The transaction is expected to significantly boost Shell’s
production outlook, increasing its compound annual growth rate
(CAGR) from 1%—as previously outlined at its 2025 Capital Markets
Day—to around 4% compared to 2025 levels. The deal also supports
Shell’s strategy to maintain liquids production at approximately
1.4 million barrels per day through 2030 and beyond.


The acquisition will combine ARC’s more than 1.5 million net
acres with Shell’s existing ~440,000 net acres in the Montney
formation. It will also add around 2 billion barrels of oil
equivalent in proved and probable reserves as of end-2025. In 2025,
liquids accounted for about 40% of ARC’s production but generated
roughly 70% of its revenues. The company’s gas reserves are also
expected to support Shell’s expansion in liquefied natural gas
(LNG) projects in Canada.


Under the terms of the agreement, ARC shareholders will receive
CAD 8.20 in cash and 0.40247 Shell shares for each ARC share,
implying a consideration of approximately CAD 32.80 per share. This
represents a 20% premium to ARC’s 30-day volume-weighted average
price. The deal values ARC’s equity at about $13.6 billion.

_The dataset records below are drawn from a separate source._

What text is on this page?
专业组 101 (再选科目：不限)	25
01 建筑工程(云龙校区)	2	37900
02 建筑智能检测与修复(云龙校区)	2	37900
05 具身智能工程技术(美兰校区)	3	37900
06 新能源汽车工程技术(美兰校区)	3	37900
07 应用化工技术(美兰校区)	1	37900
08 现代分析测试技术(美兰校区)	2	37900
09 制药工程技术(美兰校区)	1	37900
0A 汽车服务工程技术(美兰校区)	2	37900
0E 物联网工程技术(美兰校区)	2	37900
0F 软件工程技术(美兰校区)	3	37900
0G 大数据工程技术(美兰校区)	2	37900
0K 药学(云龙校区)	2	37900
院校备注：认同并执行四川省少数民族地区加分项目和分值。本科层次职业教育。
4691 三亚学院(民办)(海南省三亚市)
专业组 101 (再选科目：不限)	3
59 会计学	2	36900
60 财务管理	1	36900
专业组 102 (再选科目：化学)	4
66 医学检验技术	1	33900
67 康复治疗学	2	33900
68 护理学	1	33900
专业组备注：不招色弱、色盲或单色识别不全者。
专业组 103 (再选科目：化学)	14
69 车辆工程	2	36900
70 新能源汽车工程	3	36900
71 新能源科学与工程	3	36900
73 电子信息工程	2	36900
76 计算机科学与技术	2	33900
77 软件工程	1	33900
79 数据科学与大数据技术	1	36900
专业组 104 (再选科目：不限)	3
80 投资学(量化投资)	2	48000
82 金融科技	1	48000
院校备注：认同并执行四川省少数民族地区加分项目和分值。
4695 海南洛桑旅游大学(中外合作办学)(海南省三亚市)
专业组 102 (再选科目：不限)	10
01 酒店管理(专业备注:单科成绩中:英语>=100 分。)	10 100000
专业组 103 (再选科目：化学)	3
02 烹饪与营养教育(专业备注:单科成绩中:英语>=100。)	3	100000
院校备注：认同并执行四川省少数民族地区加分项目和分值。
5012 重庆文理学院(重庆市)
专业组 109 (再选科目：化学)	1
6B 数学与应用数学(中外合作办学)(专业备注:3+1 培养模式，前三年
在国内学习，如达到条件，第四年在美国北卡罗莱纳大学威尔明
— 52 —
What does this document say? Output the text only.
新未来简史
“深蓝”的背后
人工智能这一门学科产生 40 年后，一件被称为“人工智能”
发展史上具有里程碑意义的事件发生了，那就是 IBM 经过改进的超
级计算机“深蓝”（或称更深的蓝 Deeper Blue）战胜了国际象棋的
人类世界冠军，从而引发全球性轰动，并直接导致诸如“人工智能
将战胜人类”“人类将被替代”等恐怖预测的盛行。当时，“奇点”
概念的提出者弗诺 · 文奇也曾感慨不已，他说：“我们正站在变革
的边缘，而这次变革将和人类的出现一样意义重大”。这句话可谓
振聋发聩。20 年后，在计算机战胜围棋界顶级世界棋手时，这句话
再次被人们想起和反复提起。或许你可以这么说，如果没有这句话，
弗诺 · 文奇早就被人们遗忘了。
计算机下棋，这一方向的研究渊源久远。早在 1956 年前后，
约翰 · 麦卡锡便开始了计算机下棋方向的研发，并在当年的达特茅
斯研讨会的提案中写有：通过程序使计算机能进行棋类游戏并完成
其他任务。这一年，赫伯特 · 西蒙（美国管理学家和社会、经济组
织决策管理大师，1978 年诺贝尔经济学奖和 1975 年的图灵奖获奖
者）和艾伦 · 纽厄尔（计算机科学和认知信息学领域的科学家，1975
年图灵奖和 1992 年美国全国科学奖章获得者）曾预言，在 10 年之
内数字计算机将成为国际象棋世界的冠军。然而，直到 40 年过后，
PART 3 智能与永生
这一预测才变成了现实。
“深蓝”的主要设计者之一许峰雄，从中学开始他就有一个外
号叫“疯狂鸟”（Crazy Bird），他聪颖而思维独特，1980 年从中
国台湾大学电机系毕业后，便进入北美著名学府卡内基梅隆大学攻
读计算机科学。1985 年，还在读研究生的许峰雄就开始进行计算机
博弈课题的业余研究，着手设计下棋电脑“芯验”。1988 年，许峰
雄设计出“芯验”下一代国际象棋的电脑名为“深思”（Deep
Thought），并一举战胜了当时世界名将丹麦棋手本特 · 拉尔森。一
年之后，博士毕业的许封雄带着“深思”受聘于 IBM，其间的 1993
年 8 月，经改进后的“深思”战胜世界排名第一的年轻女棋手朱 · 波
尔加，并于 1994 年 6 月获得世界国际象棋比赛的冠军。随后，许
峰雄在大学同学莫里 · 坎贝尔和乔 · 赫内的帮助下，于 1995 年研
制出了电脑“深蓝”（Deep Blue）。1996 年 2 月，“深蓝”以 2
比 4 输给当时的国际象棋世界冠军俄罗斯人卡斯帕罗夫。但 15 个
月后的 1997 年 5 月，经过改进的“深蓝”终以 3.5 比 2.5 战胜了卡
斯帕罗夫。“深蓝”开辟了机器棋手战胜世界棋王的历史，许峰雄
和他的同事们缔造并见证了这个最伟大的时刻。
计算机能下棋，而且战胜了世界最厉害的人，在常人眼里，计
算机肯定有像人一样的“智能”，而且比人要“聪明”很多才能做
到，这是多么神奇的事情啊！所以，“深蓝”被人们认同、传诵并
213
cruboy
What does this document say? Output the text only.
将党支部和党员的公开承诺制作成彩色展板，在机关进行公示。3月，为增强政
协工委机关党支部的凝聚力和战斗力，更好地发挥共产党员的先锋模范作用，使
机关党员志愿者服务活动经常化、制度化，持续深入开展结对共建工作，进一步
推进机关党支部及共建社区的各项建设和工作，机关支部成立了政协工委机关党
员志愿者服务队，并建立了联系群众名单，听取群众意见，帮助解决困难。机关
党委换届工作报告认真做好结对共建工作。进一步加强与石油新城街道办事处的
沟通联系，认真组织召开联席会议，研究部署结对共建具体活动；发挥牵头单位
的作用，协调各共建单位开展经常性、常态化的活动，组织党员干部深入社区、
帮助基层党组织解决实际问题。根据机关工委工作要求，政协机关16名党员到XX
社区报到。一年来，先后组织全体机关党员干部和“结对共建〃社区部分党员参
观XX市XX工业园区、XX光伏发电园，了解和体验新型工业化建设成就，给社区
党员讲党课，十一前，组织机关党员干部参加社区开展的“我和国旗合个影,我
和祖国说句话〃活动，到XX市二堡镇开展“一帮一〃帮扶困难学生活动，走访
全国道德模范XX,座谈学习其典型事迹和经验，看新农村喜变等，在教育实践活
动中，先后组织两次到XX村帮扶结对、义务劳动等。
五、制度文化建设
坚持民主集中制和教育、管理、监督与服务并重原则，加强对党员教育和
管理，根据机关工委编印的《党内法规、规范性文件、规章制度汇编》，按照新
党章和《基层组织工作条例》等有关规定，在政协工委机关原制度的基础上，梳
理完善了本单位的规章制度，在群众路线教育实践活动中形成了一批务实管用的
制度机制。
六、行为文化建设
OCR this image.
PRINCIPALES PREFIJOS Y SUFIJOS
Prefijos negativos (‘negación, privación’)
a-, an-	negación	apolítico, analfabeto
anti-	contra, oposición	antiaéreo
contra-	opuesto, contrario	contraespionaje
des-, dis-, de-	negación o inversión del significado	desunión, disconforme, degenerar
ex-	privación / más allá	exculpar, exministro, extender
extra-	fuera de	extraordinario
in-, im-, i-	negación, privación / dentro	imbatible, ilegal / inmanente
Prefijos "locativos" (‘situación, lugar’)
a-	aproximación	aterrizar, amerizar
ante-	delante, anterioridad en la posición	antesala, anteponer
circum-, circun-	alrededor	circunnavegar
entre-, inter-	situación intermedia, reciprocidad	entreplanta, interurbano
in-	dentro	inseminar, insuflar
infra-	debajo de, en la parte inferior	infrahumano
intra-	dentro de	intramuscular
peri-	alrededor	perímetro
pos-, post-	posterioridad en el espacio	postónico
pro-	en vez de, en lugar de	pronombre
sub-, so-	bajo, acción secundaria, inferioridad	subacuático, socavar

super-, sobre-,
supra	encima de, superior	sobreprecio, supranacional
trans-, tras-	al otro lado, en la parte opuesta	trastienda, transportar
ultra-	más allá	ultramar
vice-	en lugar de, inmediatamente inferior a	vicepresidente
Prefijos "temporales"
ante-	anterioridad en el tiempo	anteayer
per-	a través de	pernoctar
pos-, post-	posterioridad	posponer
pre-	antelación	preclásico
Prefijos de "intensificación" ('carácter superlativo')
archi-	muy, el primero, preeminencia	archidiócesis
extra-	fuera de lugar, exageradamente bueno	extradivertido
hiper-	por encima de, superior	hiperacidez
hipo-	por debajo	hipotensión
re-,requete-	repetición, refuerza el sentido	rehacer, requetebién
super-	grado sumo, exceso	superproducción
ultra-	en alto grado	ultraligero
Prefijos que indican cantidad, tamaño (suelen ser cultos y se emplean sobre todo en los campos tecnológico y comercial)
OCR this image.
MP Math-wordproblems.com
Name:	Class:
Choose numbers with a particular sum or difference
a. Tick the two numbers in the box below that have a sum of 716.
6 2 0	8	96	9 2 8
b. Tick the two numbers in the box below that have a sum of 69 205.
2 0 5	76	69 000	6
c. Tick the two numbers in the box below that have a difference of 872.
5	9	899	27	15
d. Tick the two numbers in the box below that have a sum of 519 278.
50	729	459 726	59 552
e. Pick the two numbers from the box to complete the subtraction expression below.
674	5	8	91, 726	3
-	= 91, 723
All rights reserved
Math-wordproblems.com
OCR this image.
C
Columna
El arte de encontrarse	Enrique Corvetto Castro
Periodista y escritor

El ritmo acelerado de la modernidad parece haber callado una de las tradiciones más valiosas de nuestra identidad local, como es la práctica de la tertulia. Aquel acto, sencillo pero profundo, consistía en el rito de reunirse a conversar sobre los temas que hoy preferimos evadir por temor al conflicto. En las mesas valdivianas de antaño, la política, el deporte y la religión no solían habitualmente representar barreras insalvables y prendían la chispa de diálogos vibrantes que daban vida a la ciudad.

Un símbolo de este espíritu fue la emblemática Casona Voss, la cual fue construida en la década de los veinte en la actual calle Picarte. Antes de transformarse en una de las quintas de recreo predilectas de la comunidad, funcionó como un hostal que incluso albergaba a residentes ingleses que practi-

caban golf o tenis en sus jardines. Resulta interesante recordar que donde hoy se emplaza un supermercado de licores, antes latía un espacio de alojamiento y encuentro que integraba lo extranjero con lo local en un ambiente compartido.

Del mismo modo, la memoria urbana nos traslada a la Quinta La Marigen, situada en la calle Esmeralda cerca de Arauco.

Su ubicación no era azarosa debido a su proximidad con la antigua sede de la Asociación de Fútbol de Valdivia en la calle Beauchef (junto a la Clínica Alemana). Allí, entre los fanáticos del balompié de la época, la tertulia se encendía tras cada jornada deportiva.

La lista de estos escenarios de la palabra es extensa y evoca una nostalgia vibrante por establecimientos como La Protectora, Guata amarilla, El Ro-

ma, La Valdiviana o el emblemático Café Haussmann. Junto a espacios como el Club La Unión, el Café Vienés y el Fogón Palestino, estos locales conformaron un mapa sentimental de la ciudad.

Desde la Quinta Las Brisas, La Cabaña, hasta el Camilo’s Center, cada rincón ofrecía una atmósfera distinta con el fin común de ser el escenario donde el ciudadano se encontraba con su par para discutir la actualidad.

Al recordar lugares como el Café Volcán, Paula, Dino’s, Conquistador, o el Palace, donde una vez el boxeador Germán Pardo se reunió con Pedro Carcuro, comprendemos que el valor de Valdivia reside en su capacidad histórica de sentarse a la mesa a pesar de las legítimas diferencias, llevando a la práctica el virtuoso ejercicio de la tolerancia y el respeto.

Shell will also assume approximately $2.8 billion in net debt
and leases, bringing the total enterprise value of the transaction
to around $16.4 billion. The equity portion will be financed
through $3.4 billion in cash and $10.2 billion in newly issued
Shell shares, equivalent to roughly 228 million shares.


The boards of both companies have unanimously approved the
transaction, which is expected to close in the second half of 2026,
subject to shareholder, court, and regulatory approvals.